It is well known that visual speech information extracted from video of the speaker’s mouth region can improve performance of automatic speech recognizers, especially their robustness to acoustic degradation. However, the vast majority of research in this area has focused on the use of frontal videos of the speaker’s face, a clearly restrictive assumption that limits the applicability of audio-visual automatic speech recognition (AVASR) technology in realistic human-computer interaction. In this chapter, the authors advance beyond the single-camera, frontal-view AVASR paradigm, investigating various important aspects of the visual speech recognition problem across multiple camera views of the speaker, expanding on their recent work. The authors base their study on an audio-visual database that contains synchronous frontal and profile views of multiple speakers, uttering connected digit strings. They first develop an appearance-based visual front-end that extracts features for frontal and profile videos in a similar fashion. Subsequently, the authors focus on three key areas concerning speech recognition based on the extracted features: (a) Comparing frontal and profile visual speech recognition performance to quantify any degradation across views; (b) Fusing the available synchronous camera views for improved recognition in scenarios where multiple views can be used; and (c) Recognizing visual speech using a single pose-invariant statistical model, regardless of camera view. In particular, for the latter, a feature normalization approach between poses is investigated. Experiments on the available database are reported in all above areas. This chapter constitutes the first comprehensive study on the subject of visual speech recognition across multiple views.
TopIntroduction
Recent algorithmic advances in the field of automatic speech recognition (ASR) together with progress in technologies such as speech synthesis, natural language understanding, and dialog modeling have allowed deployment of many automatic systems for human-computer interaction. Of course, these systems require highly accurate ASR to achieve successful task completion and user satisfaction. Although this in general is attainable in relatively quiet environments and for low- to medium-complexity recognition tasks, ASR performance degrades significantly in noisy acoustic environments, especially under conditions mismatched to training data (Junqua, 2000).
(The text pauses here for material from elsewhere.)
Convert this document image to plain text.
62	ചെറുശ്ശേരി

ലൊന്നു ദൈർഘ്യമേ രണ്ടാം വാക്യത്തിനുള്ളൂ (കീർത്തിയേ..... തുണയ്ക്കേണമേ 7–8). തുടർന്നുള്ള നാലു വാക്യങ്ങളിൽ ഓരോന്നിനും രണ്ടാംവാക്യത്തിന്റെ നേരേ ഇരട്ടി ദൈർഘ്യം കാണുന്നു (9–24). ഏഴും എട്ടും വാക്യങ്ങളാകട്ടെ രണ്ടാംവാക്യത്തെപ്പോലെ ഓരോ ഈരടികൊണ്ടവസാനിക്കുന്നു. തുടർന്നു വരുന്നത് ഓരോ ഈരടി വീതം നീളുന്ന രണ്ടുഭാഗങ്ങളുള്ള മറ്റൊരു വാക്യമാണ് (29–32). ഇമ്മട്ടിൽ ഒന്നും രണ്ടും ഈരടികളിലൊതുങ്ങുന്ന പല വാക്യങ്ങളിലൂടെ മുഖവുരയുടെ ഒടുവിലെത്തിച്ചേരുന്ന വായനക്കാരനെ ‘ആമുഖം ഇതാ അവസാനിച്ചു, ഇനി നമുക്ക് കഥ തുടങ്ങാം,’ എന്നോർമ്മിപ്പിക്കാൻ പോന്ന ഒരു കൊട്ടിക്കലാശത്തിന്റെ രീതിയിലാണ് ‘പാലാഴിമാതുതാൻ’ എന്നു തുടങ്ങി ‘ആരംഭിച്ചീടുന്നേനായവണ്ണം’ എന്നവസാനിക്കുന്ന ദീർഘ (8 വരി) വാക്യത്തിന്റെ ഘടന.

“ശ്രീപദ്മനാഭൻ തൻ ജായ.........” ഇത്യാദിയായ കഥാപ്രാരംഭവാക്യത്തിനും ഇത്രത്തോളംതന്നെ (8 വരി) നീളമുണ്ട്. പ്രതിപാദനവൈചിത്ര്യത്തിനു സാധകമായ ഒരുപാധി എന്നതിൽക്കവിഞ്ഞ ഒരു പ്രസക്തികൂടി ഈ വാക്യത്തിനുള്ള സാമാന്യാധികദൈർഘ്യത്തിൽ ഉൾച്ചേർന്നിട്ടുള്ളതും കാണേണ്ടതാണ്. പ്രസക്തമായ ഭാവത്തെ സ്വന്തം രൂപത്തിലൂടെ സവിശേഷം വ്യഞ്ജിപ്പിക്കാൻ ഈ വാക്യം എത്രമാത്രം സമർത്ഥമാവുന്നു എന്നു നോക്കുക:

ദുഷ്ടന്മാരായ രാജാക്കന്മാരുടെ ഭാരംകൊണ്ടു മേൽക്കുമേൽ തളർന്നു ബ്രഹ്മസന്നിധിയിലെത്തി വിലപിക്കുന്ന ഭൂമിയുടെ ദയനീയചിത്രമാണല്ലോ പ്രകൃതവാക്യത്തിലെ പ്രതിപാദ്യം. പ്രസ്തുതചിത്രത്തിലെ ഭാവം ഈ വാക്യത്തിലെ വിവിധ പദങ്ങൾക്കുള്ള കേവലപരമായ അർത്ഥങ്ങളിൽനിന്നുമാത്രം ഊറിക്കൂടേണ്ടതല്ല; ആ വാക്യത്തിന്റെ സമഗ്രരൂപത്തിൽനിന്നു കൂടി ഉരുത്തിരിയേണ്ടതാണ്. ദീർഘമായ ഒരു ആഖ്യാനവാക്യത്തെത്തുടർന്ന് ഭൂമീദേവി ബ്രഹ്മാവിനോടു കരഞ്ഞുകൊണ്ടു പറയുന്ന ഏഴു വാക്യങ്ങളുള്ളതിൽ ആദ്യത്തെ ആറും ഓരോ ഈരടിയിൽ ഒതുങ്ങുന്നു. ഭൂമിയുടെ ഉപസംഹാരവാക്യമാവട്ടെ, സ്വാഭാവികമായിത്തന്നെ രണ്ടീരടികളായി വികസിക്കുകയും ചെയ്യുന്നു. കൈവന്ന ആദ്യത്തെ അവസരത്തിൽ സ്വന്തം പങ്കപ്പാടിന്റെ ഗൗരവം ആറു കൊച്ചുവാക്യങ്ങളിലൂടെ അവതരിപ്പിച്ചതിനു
One possible avenue proposed for improving ASR robustness to noise is to incorporate visual speech information extracted from a speaker’s face into the speech recognition process – thus giving rise to audio-visual ASR (AVASR) systems. Indeed, over the past two decades, significant progress has been achieved in this field, and many researchers have been able to demonstrate dramatic gains in bimodal ASR accuracy, in line with expectations from human speech perception studies (Sumby and Pollack, 1954). Overviews of such efforts can be found in Chibelushi et al. (2002) and Potamianos et al. (2003), among others. In spite however of this progress, practical deployments of AVASR systems have yet to emerge. This we believe is mainly due to the fact that most research in this field has neglected addressing robustness of the AVASR visual front-end component to realistic video data. One of the most critical overseen issues is speaker head pose variation, or in other words the camera view-point of the speaker’s face.
Indeed, with a few exceptions reviewed in the Background section, nearly all work in the literature has concentrated on the case where the speaker’s face is captured in a fully frontal pose – a rather restrictive human-computer interaction scenario, a fact also made clear in Figure 1. For example, one potential AVASR application is speech recognition using mobile devices such as cell phones. Device placement with respect to the head does not allow frontal AVASR in this case. Another interesting scenario is that of in-vehicle AVASR. Due to frequent driver head movement, a frontal pose cannot be guaranteed, regardless of camera placement – for example at the rear-view mirror, the cabin driver-side column, or the instrument console. Other possibilities include the design of an audio-visual headset, where a miniature camera is placed next to the microphone in the wearable boom. Requiring frontal views of the speaker mouth means that the device may be designed to protrude unnecessarily in front of the mouth, creating headset instability and usability issues (Gagne et al., 2001; Huang et al., 2004). In contrast, placing the camera to the side of the face would allow a significantly shorter boom, hence resulting in a lighter and easier to use headset. Finally, an interesting scenario is this of AVASR during meetings and lectures inside smart rooms. There, pan-tilt-zoom (PTZ) cameras can track the meeting speaker(s) providing high resolution views. However, due to the camera fixed placements in space, frontal speaker views cannot be guaranteed. This latter scenario motivates our work. It is discussed in more detail later on in this book chapter, together with the audio-visual database collected in this domain to drive our research.
Figure 1. Examples of practical scenarios where frontal AVASR is inadequate: (a) Driver data inside an automobile; (b) Mouth region data from a specially designed audio-visual headset; (c) Data from a lecturer captured by a pan-tilt-zoom camera inside a smart-room.